我试图从两个生产者中读取数据 kafka
我的kafka主题是CSVStreamRetail和OrderItems。
val spark = SparkSession
.builder
.appName("Spark-Stream-Example")
.master("local[*]")
.config("spark.sql.warehouse.dir", "file:///C:/temp")
.getOrCreate()
val ordersSchema = new StructType()
.add("order_id", IntegerType)
.add("order_date", StringType)
.add("order_customer_id", IntegerType)
.add("order_status", StringType)
val orderItemsSchema = new StructType()
.add("order_item_id",IntegerType)
.add("order_item_order_id",IntegerType)
.add("order_item_product_id",IntegerType)
.add("order_item_quantity",IntegerType)
.add("order_item_subtotal",DoubleType)
.add("order_item_product_price", DoubleType)
import spark.implicits._
val df1 = spark
.readStream
.format("kafka")
.option("kafka.bootstrap.servers", "localhost:9092")
.option("subscribe", "CSVStreamRetail")
.load()
val df2 = spark
.readStream
.format("kafka")
.option("kafka.bootstrap.servers", "localhost:9092")
.option("subscribe", "OrderItems")
.load()
val ordersDF = df1.selectExpr("CAST(value AS STRING)", "CAST(timestamp as TIMESTAMP)").as[(String,Timestamp)]
.select(from_json($"value", ordersSchema).as("orders_data"),$"timestamp")
.select("orders_data.*","timestamp")
val orderItemsDF = df2.selectExpr("CAST(value as STRING)", "CAST(timestamp as TIMESTAMP)").as[(String,Timestamp)]
.select(from_json($"value",orderItemsSchema).as("order_items_data"),$"timestamp")
.select("order_items_data.*","timestamp")
val finalDF = orderItemsDF.join(ordersDF, orderItemsDF("order_item_order_id")===ordersDF("order_id"))
finalDF
.writeStream
.format("console")
.option("truncate", "false")
.start()
.awaitTermination()
我的kafka主题是CSVStreamRetail和OrderItems,我收到的输出是一个空的数据框。
首先,请检查你是否在你的 kafka
在流-流连接的情况下,你应该至少在一个流中提供水印。

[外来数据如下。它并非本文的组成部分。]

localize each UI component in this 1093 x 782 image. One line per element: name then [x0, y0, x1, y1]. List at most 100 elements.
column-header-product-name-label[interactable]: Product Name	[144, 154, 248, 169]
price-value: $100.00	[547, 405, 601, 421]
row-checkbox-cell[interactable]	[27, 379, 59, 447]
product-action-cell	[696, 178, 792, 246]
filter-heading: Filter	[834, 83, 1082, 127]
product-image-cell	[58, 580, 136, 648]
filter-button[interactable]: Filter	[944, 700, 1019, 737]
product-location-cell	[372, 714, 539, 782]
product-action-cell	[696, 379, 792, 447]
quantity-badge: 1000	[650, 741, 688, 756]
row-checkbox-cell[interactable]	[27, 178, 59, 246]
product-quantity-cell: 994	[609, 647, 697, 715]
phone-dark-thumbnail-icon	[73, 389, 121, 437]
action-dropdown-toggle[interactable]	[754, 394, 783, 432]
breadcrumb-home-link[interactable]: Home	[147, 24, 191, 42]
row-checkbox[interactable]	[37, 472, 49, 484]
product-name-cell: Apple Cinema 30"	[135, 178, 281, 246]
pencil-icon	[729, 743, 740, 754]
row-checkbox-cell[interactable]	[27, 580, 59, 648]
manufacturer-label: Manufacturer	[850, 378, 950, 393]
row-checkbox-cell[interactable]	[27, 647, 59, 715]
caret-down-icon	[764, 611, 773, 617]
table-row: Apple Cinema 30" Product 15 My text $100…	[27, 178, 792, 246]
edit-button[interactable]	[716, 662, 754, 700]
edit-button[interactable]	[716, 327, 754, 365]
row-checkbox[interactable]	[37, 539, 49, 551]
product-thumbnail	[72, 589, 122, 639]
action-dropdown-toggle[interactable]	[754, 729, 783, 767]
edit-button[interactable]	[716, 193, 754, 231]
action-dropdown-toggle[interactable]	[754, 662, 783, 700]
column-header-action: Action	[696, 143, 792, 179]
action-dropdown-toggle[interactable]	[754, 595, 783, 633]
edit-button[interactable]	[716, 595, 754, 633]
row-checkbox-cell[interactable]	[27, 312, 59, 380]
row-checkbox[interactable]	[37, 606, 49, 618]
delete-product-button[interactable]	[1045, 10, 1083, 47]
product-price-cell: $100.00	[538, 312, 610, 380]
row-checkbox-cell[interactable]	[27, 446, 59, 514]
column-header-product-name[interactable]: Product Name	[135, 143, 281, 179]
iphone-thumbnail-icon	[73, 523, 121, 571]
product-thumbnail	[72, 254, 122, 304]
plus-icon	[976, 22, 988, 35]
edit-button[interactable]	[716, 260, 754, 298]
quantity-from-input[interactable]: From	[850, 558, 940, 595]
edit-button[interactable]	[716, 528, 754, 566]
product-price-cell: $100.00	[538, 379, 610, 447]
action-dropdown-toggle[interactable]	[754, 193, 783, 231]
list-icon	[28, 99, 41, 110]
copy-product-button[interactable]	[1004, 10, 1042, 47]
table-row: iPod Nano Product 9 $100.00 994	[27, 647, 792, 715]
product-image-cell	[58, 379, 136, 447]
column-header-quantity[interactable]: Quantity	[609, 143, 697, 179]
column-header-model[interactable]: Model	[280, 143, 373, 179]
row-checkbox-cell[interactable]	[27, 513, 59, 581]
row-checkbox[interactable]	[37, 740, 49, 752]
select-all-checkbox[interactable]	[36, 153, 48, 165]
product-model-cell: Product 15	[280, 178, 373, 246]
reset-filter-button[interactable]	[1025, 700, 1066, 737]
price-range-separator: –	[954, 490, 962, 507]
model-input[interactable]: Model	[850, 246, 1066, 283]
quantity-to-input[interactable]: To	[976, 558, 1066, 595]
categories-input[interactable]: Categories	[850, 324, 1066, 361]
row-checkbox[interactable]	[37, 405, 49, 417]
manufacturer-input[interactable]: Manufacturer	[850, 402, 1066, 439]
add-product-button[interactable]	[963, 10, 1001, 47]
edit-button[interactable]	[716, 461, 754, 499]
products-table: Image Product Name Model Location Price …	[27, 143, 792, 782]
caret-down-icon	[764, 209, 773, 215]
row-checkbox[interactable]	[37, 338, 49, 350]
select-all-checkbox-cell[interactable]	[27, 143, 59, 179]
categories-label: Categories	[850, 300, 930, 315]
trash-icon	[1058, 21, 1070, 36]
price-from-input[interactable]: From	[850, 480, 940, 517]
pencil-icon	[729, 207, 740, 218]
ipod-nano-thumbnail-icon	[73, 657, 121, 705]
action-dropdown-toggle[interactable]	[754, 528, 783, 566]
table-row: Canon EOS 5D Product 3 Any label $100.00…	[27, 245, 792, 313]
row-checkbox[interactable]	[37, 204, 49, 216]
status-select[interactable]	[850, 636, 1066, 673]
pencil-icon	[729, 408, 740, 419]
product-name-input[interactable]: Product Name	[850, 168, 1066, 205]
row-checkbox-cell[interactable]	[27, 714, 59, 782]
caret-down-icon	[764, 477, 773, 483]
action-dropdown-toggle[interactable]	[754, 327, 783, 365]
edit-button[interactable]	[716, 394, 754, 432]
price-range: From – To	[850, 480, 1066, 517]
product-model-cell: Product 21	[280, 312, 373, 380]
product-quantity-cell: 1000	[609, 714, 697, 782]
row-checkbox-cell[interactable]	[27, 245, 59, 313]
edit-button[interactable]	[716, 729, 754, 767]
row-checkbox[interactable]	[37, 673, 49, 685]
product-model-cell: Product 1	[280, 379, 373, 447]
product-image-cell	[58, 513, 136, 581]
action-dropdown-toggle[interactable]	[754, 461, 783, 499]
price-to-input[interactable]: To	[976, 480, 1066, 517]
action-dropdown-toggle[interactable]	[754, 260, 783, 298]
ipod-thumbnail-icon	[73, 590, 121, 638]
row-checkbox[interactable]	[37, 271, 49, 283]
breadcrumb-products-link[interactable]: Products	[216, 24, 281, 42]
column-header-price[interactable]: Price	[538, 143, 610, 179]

我看到你想执行一个内部连接,所以我添加了 200 seconds
水印,现在它在输出数据帧中显示数据。
val spark = SparkSession
.builder
.appName("Spark-Stream-Example")
.master("local[*]")
.config("spark.sql.warehouse.dir", "file:///C:/temp")
.getOrCreate()
val ordersSchema = new StructType()
.add("order_id", IntegerType)
.add("order_date", StringType)
.add("order_customer_id", IntegerType)
.add("order_status", StringType)
val orderItemsSchema = new StructType()
.add("order_item_id",IntegerType)
.add("order_item_order_id",IntegerType)
.add("order_item_product_id",IntegerType)
.add("order_item_quantity",IntegerType)
.add("order_item_subtotal",DoubleType)
.add("order_item_product_price", DoubleType)
import spark.implicits._
val df1 = spark
.readStream
.format("kafka")
.option("kafka.bootstrap.servers", "localhost:9092")
.option("subscribe", "CSVStreamRetail")
.load()
val df2 = spark
.readStream
.format("kafka")
.option("kafka.bootstrap.servers", "localhost:9092")
.option("subscribe", "OrderItems")
.load()
val ordersDF = df1.selectExpr("CAST(value AS STRING)", "CAST(timestamp as TIMESTAMP)").as[(String,Timestamp)]
.select(from_json($"value", ordersSchema).as("orders_data"),$"timestamp")
.select("orders_data.*","timestamp")
.withWatermark("timestamp","200 seconds")
val orderItemsDF = df2.selectExpr("CAST(value as STRING)", "CAST(timestamp as TIMESTAMP)").as[(String,Timestamp)]
.select(from_json($"value",orderItemsSchema).as("order_items_data"),$"timestamp")
.select("order_items_data.*","timestamp")
.withWatermark("timestamp","200 seconds")
val finalDF = orderItemsDF.join(ordersDF, orderItemsDF("order_item_order_id")===ordersDF("order_id"))
finalDF
.writeStream
.format("console")
.option("truncate", "false")
.start()
.awaitTermination()
使用eventTimestamp来加入.如果这有帮助,请告诉我。